During the recent recession, it has been the pain that has come to the fore. Yet even before the national economy turned sour, when jobs flowed like water and unemployment rates were scraping the ground, the state economy’s production focus kept us from fully sharing in the fruits of growth. The net result is that Indianaworkers, who as recently as 1982 were paid wages at parity with workers nationally, now earn on average about 88 cents on the dollar of national wages.
If we were to decide now, at the start of the new century, that we wanted that focus to change, we should understand right away that it could take years, perhaps decades, to see meaningful results. That’s longer than the attention span of most elected officials, as well as those of us who elect them. But still we can ask, how could we go about changing the Indiana economy so we can start climbing, instead of falling, in the rankings of economic performance and prosperity?
There are a lot of good ideas out there. Many are already being tried in communities aroundIndiana . Here’s a few that come to mind.
One is to pursue what might be called targeted development. Since the needs are so great, and the public resources so limited, doesn’t it make sense to concentrate our efforts on a smaller number of industries that have the best promise for growth? So perhaps we should hire a consultant or use our own judgment to look out into the national economy and place our bets on specific industries that first, have good prospects for creating the kind of jobs we want in the future, and secondly, mesh well with the existing economic base.
That process can come up with some ideas that sound strange to long-time residents. After all, who ever thought that a major music resort could exist in the Ozarks?
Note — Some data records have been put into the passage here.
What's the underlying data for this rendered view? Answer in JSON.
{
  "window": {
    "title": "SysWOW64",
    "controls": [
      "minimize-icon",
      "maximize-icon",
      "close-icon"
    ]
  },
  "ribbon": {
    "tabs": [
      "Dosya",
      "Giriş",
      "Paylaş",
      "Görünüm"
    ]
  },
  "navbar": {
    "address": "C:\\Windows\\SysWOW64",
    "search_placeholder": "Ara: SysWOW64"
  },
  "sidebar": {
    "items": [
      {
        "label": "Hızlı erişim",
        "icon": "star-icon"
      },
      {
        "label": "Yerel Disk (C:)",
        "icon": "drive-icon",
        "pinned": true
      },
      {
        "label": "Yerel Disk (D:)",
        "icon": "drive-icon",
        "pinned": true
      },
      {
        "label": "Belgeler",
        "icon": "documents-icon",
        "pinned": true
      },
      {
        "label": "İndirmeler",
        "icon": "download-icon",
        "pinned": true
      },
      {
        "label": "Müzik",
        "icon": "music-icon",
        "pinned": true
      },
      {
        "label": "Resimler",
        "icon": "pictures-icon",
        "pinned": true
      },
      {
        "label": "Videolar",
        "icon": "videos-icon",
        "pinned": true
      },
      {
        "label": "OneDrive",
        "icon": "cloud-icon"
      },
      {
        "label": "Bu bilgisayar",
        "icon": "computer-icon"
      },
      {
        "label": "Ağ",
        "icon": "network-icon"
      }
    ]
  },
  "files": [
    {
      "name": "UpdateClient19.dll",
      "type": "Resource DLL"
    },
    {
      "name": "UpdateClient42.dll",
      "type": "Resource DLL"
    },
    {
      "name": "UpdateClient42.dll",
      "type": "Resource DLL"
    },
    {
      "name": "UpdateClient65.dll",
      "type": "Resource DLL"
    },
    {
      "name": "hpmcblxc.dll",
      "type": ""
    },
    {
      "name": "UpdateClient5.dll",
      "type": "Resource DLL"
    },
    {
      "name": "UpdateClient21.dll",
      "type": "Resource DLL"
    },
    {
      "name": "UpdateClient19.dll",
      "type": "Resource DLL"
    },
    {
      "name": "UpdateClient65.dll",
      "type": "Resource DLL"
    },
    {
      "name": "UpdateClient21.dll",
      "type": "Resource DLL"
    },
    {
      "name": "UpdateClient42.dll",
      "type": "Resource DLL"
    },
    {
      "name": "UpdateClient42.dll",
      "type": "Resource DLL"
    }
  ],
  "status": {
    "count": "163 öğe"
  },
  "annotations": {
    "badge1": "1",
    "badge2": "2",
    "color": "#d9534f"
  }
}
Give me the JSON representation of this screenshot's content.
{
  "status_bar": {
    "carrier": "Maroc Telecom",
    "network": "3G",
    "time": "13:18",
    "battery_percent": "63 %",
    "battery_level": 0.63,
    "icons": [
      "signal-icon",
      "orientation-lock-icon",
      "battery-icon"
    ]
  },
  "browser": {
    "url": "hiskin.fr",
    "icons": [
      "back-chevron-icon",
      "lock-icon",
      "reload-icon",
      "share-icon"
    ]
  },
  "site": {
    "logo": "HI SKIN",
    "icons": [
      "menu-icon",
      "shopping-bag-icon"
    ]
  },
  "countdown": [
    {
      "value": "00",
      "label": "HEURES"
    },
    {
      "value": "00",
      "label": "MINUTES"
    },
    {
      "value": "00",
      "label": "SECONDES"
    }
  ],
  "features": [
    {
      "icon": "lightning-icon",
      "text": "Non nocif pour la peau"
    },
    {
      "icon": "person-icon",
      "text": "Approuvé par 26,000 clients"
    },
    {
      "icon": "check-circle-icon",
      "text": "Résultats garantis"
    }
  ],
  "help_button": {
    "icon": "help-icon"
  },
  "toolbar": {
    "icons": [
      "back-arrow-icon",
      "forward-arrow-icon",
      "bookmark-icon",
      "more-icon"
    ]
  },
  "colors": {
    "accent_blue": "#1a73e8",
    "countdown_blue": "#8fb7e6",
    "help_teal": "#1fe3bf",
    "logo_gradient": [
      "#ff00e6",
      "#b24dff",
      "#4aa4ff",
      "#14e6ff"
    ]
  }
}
Or that the sleepy tobacco backcountry of North Carolina could become a center of research and technology?
One of the problems with targeted development occurs when large numbers of communities go after a small number of targets. Life sciences initiatives, for example, are underway in more than forty states. Business people are particularly enthralled with targeting, because it closely mirrors the way they manage their own companies. But the responsibilities of the public sector are different -- and with starving areas like road maintenance -- for public administration to take gambles on specific projects may not always be wise.
A more general, but equally promising, idea is the encouragement of entrepreneurship, for both new and existing companies. The churn of new ideas, and the new products and companies they give birth to, is a powerful force for growth. Studies have shown that cities and regions with the fastest net new job growth also have high birth rates – and death rates – for companies and jobs. Areas where the workforce is dominated by safe, long-tenured jobs, on the other hand, have slower job growth.
That’s quite a break with tradition in many parts of the state, where loyalty to specific companies, sometimes even extending over several generations, is cherished. But if theIndiana economic engine is to be rejuvenated, some of our traditions and ways of doing things will doubtless have to change as well. The question is, will we have the wisdom, the foresight and the courage to do what needs to be done?
About the Author
Bank Failures Warn of Deeper Economic ProblemsDuring the Great Recession, a whopping 0.014 percent of banks were closed by the FDIC.
Remote Work Through the Eyes of Three 20-SomethingsRemote work is here to stay.
Remote Work and Labor MarketsThere are more remote workers today than there are immigrants in the U.S.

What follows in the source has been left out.